Folha de S. Paulo


ANÁLISE

Luiz Melodia subverteu o samba de forma primorosa

Luiz Melodia foi sambista a vida toda. No entanto, é difícil lembrar de uma música dele que seja um samba limpo, dentro da cartilha. Ele gostou de tal maneira da música negra americana que tudo já saiu de uma forma mesclada, com experimentação de jazz e levada soul.

Embora pensasse que criava sambas para honrar a tradição do Estácio, na verdade ele estava subvertendo o gênero de uma forma primorosa. Aproximar Billie Holiday do samba-canção parecia a coisa mais natural do mundo.
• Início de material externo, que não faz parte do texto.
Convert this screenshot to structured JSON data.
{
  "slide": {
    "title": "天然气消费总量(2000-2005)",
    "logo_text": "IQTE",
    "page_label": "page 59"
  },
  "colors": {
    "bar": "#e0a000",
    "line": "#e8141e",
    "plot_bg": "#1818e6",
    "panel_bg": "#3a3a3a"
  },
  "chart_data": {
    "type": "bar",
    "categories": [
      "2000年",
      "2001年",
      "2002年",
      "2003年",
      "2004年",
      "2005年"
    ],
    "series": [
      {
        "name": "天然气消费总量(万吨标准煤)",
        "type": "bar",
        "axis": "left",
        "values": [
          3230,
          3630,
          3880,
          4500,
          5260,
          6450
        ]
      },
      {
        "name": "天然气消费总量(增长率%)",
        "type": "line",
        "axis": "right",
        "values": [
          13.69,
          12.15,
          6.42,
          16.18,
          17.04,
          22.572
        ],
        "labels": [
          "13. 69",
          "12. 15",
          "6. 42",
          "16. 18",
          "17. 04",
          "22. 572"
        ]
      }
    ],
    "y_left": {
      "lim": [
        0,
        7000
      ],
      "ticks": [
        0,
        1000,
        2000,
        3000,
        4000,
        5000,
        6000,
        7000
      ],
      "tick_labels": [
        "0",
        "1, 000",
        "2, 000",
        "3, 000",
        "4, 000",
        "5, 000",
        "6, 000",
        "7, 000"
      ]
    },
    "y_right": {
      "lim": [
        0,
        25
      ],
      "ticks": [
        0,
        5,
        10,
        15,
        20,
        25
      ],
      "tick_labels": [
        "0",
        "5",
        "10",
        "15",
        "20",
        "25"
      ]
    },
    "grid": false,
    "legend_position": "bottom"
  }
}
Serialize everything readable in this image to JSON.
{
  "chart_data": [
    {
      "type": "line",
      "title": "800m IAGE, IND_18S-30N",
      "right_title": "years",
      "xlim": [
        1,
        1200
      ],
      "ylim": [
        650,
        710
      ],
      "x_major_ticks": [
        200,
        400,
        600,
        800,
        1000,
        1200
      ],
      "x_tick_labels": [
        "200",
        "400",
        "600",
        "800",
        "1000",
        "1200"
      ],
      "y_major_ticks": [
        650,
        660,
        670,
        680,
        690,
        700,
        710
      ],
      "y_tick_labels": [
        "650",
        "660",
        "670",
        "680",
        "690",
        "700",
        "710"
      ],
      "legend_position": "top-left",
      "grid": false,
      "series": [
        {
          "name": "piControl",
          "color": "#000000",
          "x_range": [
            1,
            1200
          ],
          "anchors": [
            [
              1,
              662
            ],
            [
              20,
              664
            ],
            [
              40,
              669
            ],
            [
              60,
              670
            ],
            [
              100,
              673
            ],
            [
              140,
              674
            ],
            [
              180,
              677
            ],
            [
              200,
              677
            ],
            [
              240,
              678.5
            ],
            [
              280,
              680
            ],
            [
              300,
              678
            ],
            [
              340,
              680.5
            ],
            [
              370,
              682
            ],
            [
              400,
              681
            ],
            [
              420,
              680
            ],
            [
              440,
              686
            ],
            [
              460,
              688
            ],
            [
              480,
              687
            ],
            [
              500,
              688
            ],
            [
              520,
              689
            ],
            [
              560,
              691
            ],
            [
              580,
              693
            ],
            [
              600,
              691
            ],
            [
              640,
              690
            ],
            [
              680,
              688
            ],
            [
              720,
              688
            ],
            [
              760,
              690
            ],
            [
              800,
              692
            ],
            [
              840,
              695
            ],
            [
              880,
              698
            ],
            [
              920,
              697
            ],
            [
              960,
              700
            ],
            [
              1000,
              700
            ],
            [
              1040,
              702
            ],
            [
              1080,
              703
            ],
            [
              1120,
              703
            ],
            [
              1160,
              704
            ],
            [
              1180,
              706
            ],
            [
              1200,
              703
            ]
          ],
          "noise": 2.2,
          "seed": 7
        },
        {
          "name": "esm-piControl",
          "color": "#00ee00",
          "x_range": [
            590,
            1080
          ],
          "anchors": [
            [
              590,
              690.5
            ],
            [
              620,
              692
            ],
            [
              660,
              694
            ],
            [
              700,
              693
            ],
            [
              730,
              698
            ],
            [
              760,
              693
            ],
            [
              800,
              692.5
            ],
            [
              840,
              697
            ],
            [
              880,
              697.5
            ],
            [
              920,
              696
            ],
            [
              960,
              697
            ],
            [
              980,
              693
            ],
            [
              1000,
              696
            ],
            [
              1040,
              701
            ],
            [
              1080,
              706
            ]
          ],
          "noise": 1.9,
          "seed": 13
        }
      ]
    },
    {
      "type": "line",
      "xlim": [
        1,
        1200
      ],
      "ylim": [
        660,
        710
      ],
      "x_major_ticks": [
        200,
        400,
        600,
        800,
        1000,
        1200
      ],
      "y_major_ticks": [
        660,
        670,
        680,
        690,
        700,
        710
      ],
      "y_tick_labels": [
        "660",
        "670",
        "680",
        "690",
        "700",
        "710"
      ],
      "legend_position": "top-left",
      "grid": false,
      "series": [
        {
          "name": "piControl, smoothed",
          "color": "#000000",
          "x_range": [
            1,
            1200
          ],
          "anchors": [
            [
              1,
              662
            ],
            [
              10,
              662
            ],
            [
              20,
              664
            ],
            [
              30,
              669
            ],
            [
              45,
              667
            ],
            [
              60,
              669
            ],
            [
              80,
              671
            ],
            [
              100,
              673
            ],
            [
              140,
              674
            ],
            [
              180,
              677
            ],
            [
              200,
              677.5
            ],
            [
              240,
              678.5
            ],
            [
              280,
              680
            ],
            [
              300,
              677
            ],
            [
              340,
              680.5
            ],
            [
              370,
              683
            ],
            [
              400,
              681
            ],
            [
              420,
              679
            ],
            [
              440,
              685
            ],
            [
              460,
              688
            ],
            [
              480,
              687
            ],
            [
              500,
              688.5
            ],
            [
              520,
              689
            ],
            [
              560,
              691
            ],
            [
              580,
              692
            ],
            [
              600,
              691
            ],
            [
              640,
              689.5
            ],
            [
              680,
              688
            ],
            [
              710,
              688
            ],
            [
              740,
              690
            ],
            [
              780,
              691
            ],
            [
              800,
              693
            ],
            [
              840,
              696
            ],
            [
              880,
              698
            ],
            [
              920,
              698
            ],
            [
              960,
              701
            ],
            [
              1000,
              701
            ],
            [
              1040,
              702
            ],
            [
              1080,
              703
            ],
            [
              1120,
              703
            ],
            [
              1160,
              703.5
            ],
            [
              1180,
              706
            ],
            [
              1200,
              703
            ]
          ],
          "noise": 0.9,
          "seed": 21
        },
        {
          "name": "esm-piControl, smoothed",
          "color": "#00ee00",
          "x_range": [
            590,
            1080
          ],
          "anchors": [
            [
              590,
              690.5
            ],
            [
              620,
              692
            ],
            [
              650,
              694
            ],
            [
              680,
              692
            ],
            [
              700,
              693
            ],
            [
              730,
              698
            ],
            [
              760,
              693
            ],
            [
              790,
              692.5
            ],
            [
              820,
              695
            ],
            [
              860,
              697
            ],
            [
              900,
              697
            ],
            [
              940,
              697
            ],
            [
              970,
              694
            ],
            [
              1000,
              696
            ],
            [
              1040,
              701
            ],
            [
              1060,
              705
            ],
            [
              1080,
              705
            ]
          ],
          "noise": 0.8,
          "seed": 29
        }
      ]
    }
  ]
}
Seu repertório não era claramente dividido entre canções românticas e outras ligadas a uma temática social, como outros fizeram muito, caso de Gonzaguinha. Melodia falava de amor enquanto elegia personagens como a mulher que lava roupa todo dia.

Muitas vezes ele foi colocado ao lado de outros cantores e compositores nos anos 1970, numa galeria de supostos "malditos". Nomes como Jorge Mautner, Walter Franco, Jards Macalé.
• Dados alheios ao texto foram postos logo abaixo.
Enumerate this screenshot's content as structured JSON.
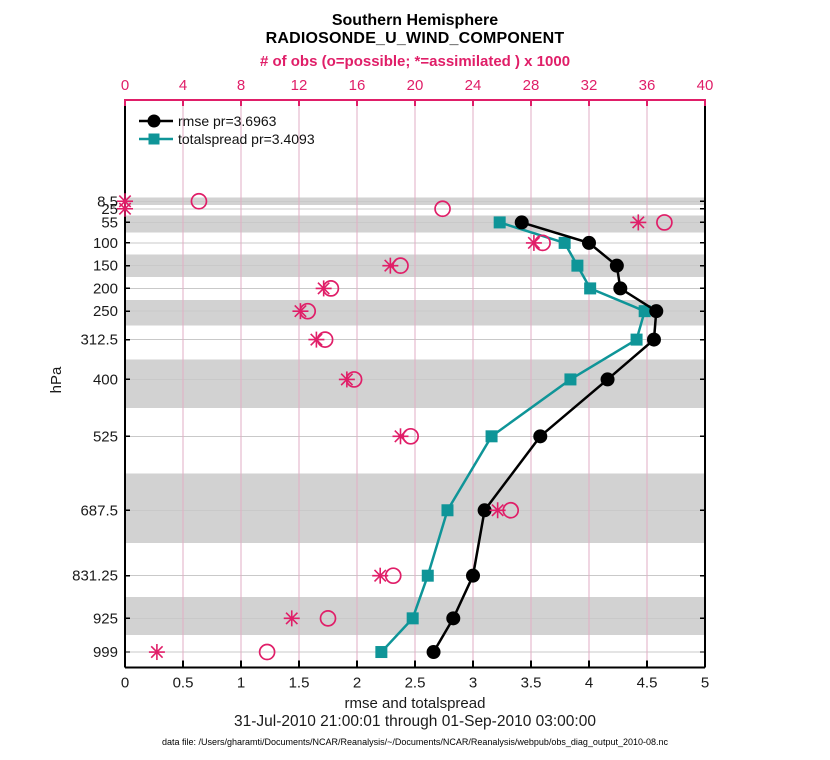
{
  "figure": {
    "title": "Southern Hemisphere",
    "subtitle": "RADIOSONDE_U_WIND_COMPONENT",
    "footer": {
      "xlabel": "rmse and totalspread",
      "date_range": "31-Jul-2010 21:00:01 through 01-Sep-2010 03:00:00",
      "data_file": "data file: /Users/gharamti/Documents/NCAR/Reanalysis/~/Documents/NCAR/Reanalysis/webpub/obs_diag_output_2010-08.nc"
    },
    "legend": [
      {
        "label": "rmse pr=3.6963",
        "color": "#000000",
        "marker": "circle"
      },
      {
        "label": "totalspread pr=3.4093",
        "color": "#0f9598",
        "marker": "square"
      }
    ]
  },
  "chart_data": {
    "type": "line",
    "title": "Southern Hemisphere",
    "subtitle": "RADIOSONDE_U_WIND_COMPONENT",
    "ylabel": "hPa",
    "y_axis": {
      "levels": [
        8.5,
        25,
        55,
        100,
        150,
        200,
        250,
        312.5,
        400,
        525,
        687.5,
        831.25,
        925,
        999
      ],
      "tick_labels": [
        "8.5",
        "25",
        "55",
        "100",
        "150",
        "200",
        "250",
        "312.5",
        "400",
        "525",
        "687.5",
        "831.25",
        "925",
        "999"
      ],
      "scale": "linear",
      "direction": "increasing-downward",
      "display_range": [
        -214,
        1033
      ]
    },
    "x_axis_bottom": {
      "label": "rmse and totalspread",
      "lim": [
        0,
        5
      ],
      "ticks": [
        0,
        0.5,
        1,
        1.5,
        2,
        2.5,
        3,
        3.5,
        4,
        4.5,
        5
      ],
      "tick_labels": [
        "0",
        "0.5",
        "1",
        "1.5",
        "2",
        "2.5",
        "3",
        "3.5",
        "4",
        "4.5",
        "5"
      ],
      "color": "#1a1a1a"
    },
    "x_axis_top": {
      "label": "# of obs (o=possible; *=assimilated ) x 1000",
      "lim": [
        0,
        40
      ],
      "ticks": [
        0,
        4,
        8,
        12,
        16,
        20,
        24,
        28,
        32,
        36,
        40
      ],
      "tick_labels": [
        "0",
        "4",
        "8",
        "12",
        "16",
        "20",
        "24",
        "28",
        "32",
        "36",
        "40"
      ],
      "color": "#e01e68"
    },
    "series": [
      {
        "name": "rmse pr=3.6963",
        "axis": "bottom",
        "color": "#000000",
        "marker": "circle",
        "levels": [
          55,
          100,
          150,
          200,
          250,
          312.5,
          400,
          525,
          687.5,
          831.25,
          925,
          999
        ],
        "values": [
          3.42,
          4.0,
          4.24,
          4.27,
          4.58,
          4.56,
          4.16,
          3.58,
          3.1,
          3.0,
          2.83,
          2.66
        ]
      },
      {
        "name": "totalspread pr=3.4093",
        "axis": "bottom",
        "color": "#0f9598",
        "marker": "square",
        "levels": [
          55,
          100,
          150,
          200,
          250,
          312.5,
          400,
          525,
          687.5,
          831.25,
          925,
          999
        ],
        "values": [
          3.23,
          3.79,
          3.9,
          4.01,
          4.48,
          4.41,
          3.84,
          3.16,
          2.78,
          2.61,
          2.48,
          2.21
        ]
      }
    ],
    "obs_counts_x1000": {
      "axis": "top",
      "color": "#e01e68",
      "marker_possible": "open-circle",
      "marker_assimilated": "asterisk",
      "levels": [
        8.5,
        25,
        55,
        100,
        150,
        200,
        250,
        312.5,
        400,
        525,
        687.5,
        831.25,
        925,
        999
      ],
      "possible": [
        5.1,
        21.9,
        37.2,
        28.8,
        19.0,
        14.2,
        12.6,
        13.8,
        15.8,
        19.7,
        26.6,
        18.5,
        14.0,
        9.8
      ],
      "assimilated": [
        0,
        0,
        35.4,
        28.2,
        18.3,
        13.7,
        12.1,
        13.2,
        15.3,
        19.0,
        25.7,
        17.6,
        11.5,
        2.2
      ]
    },
    "style": {
      "band_color": "#d2d2d2",
      "h_grid_color": "#c9c9c9",
      "v_grid_color": "#e2aec4",
      "background": "#ffffff",
      "banded_levels": "every-other-starting-at-first"
    }
  }
}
Na verdade, com eles ele repartiu apenas o mesmo caminho para inserção no mercado musical: os festivais. Quando lançou "Pérola Negra", em 1973, correu um grande risco de se transformar numa espécie de Orson Welles desses cantores malditos. Como o cineasta americano que estreou com "Cidadão Kane", alguns pensaram ser difícil repetir um disco como aquele.
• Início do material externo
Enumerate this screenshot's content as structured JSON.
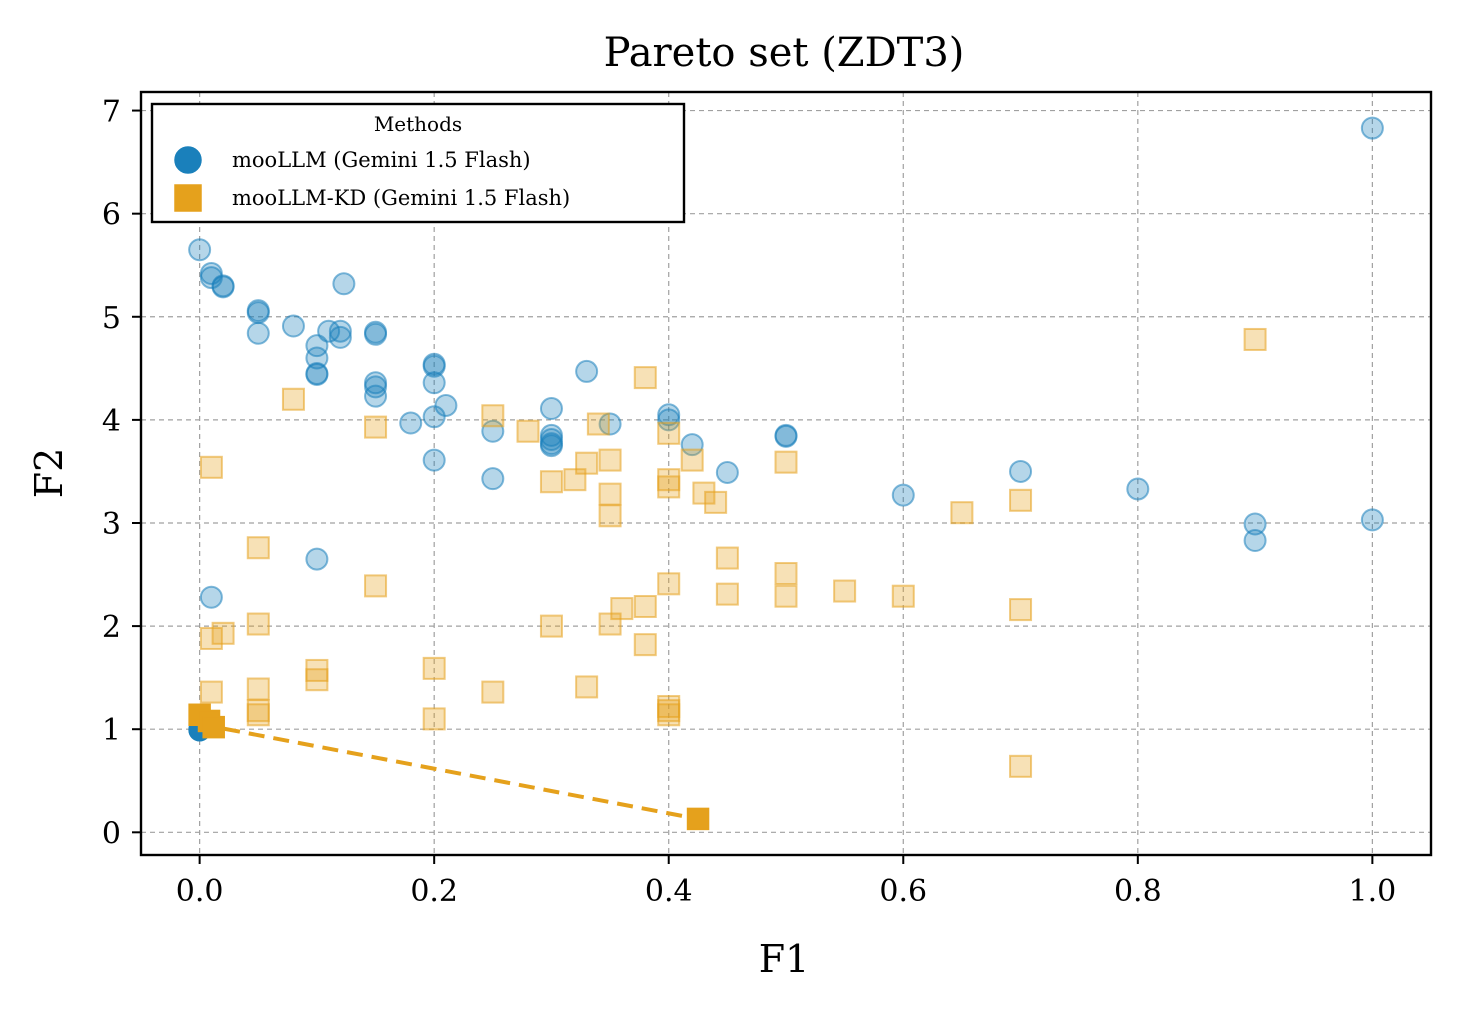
{
  "chart_data": {
    "type": "scatter",
    "title": "Pareto set (ZDT3)",
    "xlabel": "F1",
    "ylabel": "F2",
    "xlim": [
      -0.05,
      1.05
    ],
    "ylim": [
      -0.22,
      7.18
    ],
    "xticks": [
      0.0,
      0.2,
      0.4,
      0.6,
      0.8,
      1.0
    ],
    "xtick_labels": [
      "0.0",
      "0.2",
      "0.4",
      "0.6",
      "0.8",
      "1.0"
    ],
    "yticks": [
      0,
      1,
      2,
      3,
      4,
      5,
      6,
      7
    ],
    "ytick_labels": [
      "0",
      "1",
      "2",
      "3",
      "4",
      "5",
      "6",
      "7"
    ],
    "grid": true,
    "legend": {
      "title": "Methods",
      "placement": "top-left",
      "entries": [
        "mooLLM (Gemini 1.5 Flash)",
        "mooLLM-KD (Gemini 1.5 Flash)"
      ]
    },
    "series": [
      {
        "name": "mooLLM (Gemini 1.5 Flash)",
        "marker": "circle",
        "color": "#1a80bb",
        "points": [
          [
            0.0,
            5.65
          ],
          [
            0.01,
            5.42
          ],
          [
            0.01,
            5.38
          ],
          [
            0.02,
            5.3
          ],
          [
            0.02,
            5.29
          ],
          [
            0.05,
            5.06
          ],
          [
            0.05,
            5.04
          ],
          [
            0.05,
            4.84
          ],
          [
            0.08,
            4.91
          ],
          [
            0.1,
            4.72
          ],
          [
            0.1,
            4.6
          ],
          [
            0.1,
            4.45
          ],
          [
            0.1,
            4.44
          ],
          [
            0.11,
            4.86
          ],
          [
            0.12,
            4.86
          ],
          [
            0.12,
            4.8
          ],
          [
            0.123,
            5.32
          ],
          [
            0.15,
            4.85
          ],
          [
            0.15,
            4.83
          ],
          [
            0.15,
            4.36
          ],
          [
            0.15,
            4.32
          ],
          [
            0.15,
            4.23
          ],
          [
            0.18,
            3.97
          ],
          [
            0.2,
            4.54
          ],
          [
            0.2,
            4.52
          ],
          [
            0.2,
            4.36
          ],
          [
            0.2,
            4.03
          ],
          [
            0.2,
            3.61
          ],
          [
            0.21,
            4.14
          ],
          [
            0.25,
            3.89
          ],
          [
            0.25,
            3.43
          ],
          [
            0.3,
            4.11
          ],
          [
            0.3,
            3.85
          ],
          [
            0.3,
            3.81
          ],
          [
            0.3,
            3.77
          ],
          [
            0.3,
            3.75
          ],
          [
            0.33,
            4.47
          ],
          [
            0.35,
            3.96
          ],
          [
            0.4,
            4.05
          ],
          [
            0.4,
            4.0
          ],
          [
            0.42,
            3.76
          ],
          [
            0.45,
            3.49
          ],
          [
            0.5,
            3.85
          ],
          [
            0.5,
            3.84
          ],
          [
            0.6,
            3.27
          ],
          [
            0.7,
            3.5
          ],
          [
            0.8,
            3.33
          ],
          [
            0.9,
            2.99
          ],
          [
            0.9,
            2.83
          ],
          [
            1.0,
            3.03
          ],
          [
            1.0,
            6.83
          ],
          [
            0.1,
            2.65
          ],
          [
            0.01,
            2.28
          ],
          [
            0.0,
            1.0
          ],
          [
            0.0,
            0.99
          ]
        ],
        "pareto_indices": [
          53,
          54
        ]
      },
      {
        "name": "mooLLM-KD (Gemini 1.5 Flash)",
        "marker": "square",
        "color": "#e5a11c",
        "points": [
          [
            0.08,
            4.2
          ],
          [
            0.01,
            3.54
          ],
          [
            0.05,
            2.76
          ],
          [
            0.05,
            2.02
          ],
          [
            0.01,
            1.88
          ],
          [
            0.02,
            1.93
          ],
          [
            0.01,
            1.36
          ],
          [
            0.05,
            1.39
          ],
          [
            0.05,
            1.18
          ],
          [
            0.05,
            1.14
          ],
          [
            0.1,
            1.57
          ],
          [
            0.1,
            1.48
          ],
          [
            0.15,
            3.93
          ],
          [
            0.15,
            2.39
          ],
          [
            0.2,
            1.59
          ],
          [
            0.2,
            1.1
          ],
          [
            0.25,
            4.04
          ],
          [
            0.25,
            1.36
          ],
          [
            0.28,
            3.89
          ],
          [
            0.3,
            3.4
          ],
          [
            0.3,
            2.0
          ],
          [
            0.32,
            3.42
          ],
          [
            0.33,
            3.58
          ],
          [
            0.33,
            1.41
          ],
          [
            0.34,
            3.96
          ],
          [
            0.35,
            3.61
          ],
          [
            0.35,
            3.28
          ],
          [
            0.35,
            3.07
          ],
          [
            0.35,
            2.02
          ],
          [
            0.36,
            2.17
          ],
          [
            0.38,
            4.41
          ],
          [
            0.38,
            2.19
          ],
          [
            0.38,
            1.82
          ],
          [
            0.4,
            3.87
          ],
          [
            0.4,
            3.42
          ],
          [
            0.4,
            3.35
          ],
          [
            0.4,
            2.41
          ],
          [
            0.4,
            1.22
          ],
          [
            0.4,
            1.18
          ],
          [
            0.4,
            1.14
          ],
          [
            0.42,
            3.61
          ],
          [
            0.43,
            3.29
          ],
          [
            0.44,
            3.2
          ],
          [
            0.45,
            2.66
          ],
          [
            0.45,
            2.31
          ],
          [
            0.5,
            3.59
          ],
          [
            0.5,
            2.51
          ],
          [
            0.5,
            2.29
          ],
          [
            0.55,
            2.34
          ],
          [
            0.6,
            2.29
          ],
          [
            0.65,
            3.1
          ],
          [
            0.7,
            3.22
          ],
          [
            0.7,
            2.16
          ],
          [
            0.7,
            0.64
          ],
          [
            0.9,
            4.78
          ],
          [
            0.0,
            1.14
          ],
          [
            0.008,
            1.08
          ],
          [
            0.012,
            1.02
          ],
          [
            0.425,
            0.13
          ]
        ],
        "pareto_indices": [
          55,
          56,
          57,
          58
        ],
        "front_line": [
          [
            0.0,
            1.05
          ],
          [
            0.425,
            0.13
          ]
        ]
      }
    ]
  }
}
O álbum ainda impacta hoje. Parece um trabalho maduro. Na verdade, um jorro de ideias musicais inovadoras, de vigor juvenil, que fica disfarçado de obra refinada com muito esmero.

Três anos depois, ele contrariou qualquer expectativa negativa e lançou algo tão poderoso quanto a estreia. "Maravilhas Contemporâneas", além da excelência de suas composições, teve um respaldo de propaganda fortíssimo da gravadora Som Livre. A inclusão da faixa "Juventude Transviada" na trilha da novela "Pecado Capital", um dos maiores sucessos globais da década, fez com que, por um tempo, Melodia flertasse com o grande sucesso popular.

Mas ele sempre foi um artista indomável, não fazia concessões às gravadoras. Não permitia intromissões na escolha do repertório, nos arranjos. Sabia bem o que queria.

Assim, sua música de qualidade inquestionável foi migrando para um público cada vez menor. Assim como Tom Zé e Jards Macalé, orientou sua carreira para lançamentos fonográficos independentes e para shows em circuitos alternativos, bancados por um público majoritariamente universitário.

Nas duas últimas décadas, foi mais fácil encontrar o trabalho de Melodia em CD de coletâneas de sucesso do que em seus álbuns autorais. Hits como "Ébano", "Maravilhas Contemporâneas" e "Juventude Transviada", presentas em todos esses discos de antologia, ajudaram Melodia a ganhar novas gerações de fãs.

Em uma de suas últimas aparições públicas, no Prêmio da Música Brasileira do ano passado, cantou "Grito de Alerta", de Gonzaguinha, em dueto com Angela Ro Ro. O encontro de três "errados" da MPB. Gente que transgride, que faz diferente, que não se dobra. Gente que faz muita falta quando vai embora.